Mengenali Batas
Oleh: Ahsan Jamet Hamidi
Soekarno, adalah Presiden Indonesia pertama yang berkuasa selama 22 tahun (1945 hingga 1967). Penggantinya bernama Soeharto. Seorang Jenderal Angkatan Darat, asal Yogyakarta. Dia mampu mempertahankan kursi kekuasaan 10 tahun lebih lama. Yaitu 32 tahun (1967 hingga 1998).
Kedua Presiden yang berkuasa cukup lama itu harus menyerahkan tahta mereka melalui Sidang Istimewa Majelis Permusyawaratan Rakyat. Suka atau tidak suka, tampuk kekuasaan harus diserahkan. Mereka harus rela kembali menjadi Rakyat biasa. Peristiwa yang menyisakan luka.
Banyak cerita pilu penuh drama yang menyertai proses peralihan kekuasaan pada kedua Presiden itu. Untuk kisah tentang penculikan hingga pembunuhan para Jenderal dan Perwira Tentara di zaman Soekarno, saya hanya bisa membacanya lewat catatan sejarah. Sedangkan cerita tentang penculikan, penahanan, hingga pembunuhan para pengkritik dan mahasiswa yang terjadi pada era Soeharto, ada sebagian peristiwa yang bisa saya saksikan.

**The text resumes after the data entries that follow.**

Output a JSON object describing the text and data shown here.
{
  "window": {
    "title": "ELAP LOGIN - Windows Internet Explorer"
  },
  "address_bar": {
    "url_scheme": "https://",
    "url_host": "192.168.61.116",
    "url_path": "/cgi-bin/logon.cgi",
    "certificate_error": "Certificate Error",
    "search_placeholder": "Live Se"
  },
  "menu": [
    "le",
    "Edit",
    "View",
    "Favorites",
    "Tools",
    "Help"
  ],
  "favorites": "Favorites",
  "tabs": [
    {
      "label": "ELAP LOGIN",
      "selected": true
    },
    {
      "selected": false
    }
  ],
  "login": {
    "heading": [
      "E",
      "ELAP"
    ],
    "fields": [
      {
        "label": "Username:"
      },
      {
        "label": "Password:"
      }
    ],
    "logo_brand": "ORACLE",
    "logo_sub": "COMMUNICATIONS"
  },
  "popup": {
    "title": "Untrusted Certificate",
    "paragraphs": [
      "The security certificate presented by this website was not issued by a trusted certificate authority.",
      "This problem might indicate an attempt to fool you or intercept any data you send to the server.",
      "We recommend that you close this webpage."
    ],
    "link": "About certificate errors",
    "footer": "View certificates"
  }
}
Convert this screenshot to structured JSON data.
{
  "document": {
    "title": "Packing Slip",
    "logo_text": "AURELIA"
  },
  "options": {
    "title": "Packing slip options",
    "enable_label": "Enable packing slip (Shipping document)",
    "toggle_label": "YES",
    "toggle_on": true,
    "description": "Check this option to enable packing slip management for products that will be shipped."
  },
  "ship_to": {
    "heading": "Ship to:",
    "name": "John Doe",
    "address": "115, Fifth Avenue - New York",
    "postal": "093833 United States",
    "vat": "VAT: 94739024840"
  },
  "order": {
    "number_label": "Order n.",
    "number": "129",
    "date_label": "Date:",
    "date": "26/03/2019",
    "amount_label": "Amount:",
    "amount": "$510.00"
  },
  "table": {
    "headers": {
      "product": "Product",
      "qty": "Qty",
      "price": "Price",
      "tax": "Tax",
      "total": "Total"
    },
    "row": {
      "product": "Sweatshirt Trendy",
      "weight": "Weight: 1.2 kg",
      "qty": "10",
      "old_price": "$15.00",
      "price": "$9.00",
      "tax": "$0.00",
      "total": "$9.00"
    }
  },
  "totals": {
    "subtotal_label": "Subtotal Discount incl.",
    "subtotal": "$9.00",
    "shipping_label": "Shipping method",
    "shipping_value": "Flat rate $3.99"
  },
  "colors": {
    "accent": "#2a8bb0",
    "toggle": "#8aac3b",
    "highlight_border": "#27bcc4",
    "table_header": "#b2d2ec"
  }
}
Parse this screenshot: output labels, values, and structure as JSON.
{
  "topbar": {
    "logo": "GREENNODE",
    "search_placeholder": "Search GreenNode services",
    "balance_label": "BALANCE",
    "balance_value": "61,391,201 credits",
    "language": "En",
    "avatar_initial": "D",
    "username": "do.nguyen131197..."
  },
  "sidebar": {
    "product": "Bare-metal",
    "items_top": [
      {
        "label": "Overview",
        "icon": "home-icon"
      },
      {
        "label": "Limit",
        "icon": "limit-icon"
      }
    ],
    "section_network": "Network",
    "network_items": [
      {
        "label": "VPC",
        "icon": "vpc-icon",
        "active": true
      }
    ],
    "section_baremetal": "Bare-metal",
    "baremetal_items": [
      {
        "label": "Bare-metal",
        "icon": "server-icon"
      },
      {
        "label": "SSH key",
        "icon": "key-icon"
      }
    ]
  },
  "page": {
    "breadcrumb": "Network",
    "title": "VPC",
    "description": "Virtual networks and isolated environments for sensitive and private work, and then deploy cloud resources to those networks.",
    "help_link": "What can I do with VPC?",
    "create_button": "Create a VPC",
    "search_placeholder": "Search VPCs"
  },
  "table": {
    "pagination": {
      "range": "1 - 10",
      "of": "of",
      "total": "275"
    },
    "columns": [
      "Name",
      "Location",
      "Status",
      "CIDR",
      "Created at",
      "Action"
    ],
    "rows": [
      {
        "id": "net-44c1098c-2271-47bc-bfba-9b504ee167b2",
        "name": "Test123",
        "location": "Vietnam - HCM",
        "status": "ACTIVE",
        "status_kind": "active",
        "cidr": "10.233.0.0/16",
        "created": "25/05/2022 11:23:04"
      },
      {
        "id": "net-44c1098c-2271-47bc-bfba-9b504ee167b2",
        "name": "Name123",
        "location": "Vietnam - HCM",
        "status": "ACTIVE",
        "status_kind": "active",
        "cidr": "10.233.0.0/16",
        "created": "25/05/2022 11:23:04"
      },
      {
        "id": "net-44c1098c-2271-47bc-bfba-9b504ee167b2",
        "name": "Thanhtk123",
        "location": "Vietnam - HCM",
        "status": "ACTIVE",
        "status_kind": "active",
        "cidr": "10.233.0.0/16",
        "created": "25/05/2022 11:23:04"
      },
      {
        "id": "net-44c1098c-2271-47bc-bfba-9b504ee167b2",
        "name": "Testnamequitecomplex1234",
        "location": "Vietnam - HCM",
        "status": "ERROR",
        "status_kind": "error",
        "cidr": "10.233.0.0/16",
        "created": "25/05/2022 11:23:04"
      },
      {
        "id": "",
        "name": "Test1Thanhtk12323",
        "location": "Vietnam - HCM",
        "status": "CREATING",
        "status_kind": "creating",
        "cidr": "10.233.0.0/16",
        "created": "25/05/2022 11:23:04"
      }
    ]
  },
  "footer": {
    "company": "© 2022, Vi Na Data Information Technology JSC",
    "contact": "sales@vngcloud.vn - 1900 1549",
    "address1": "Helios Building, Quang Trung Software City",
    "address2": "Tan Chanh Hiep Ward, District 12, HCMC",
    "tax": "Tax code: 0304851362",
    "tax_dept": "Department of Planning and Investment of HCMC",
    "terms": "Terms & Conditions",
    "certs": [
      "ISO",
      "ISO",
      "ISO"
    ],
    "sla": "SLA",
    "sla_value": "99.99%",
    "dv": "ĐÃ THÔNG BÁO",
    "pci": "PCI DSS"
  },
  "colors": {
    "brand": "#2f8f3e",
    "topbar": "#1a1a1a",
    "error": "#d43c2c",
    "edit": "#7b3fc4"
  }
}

Kisah para penguasa negeri yang berakhir dengan kepiluan, terjadi pada diri Ferdinand Marcos. Berkuasa selama 21 tahun (1965 -1986) di Phillipina. Dia adalah presiden terlama, sekaligus presiden pertama yang menjabat berturut-turut secara penuh. Marcos pernah meneken Proklamasi No. 1081 tahun 1972. Isinya pernyataan bahwa Phillipina berada dalam keadaan darurat militer.
Sejak Undang undang itu dicanangkan Marcos begitu berkuasa. Parlemen dibekukan, politisi oposisi ditahan, kebebasan pers dibungkam, kekuatan militer dan polisi mampu ia kendalikan secara penuh. Rezim Marcos menculik, menahan, menyiksa bahkan membunuh lawan-lawan politiknya dengan leluasa.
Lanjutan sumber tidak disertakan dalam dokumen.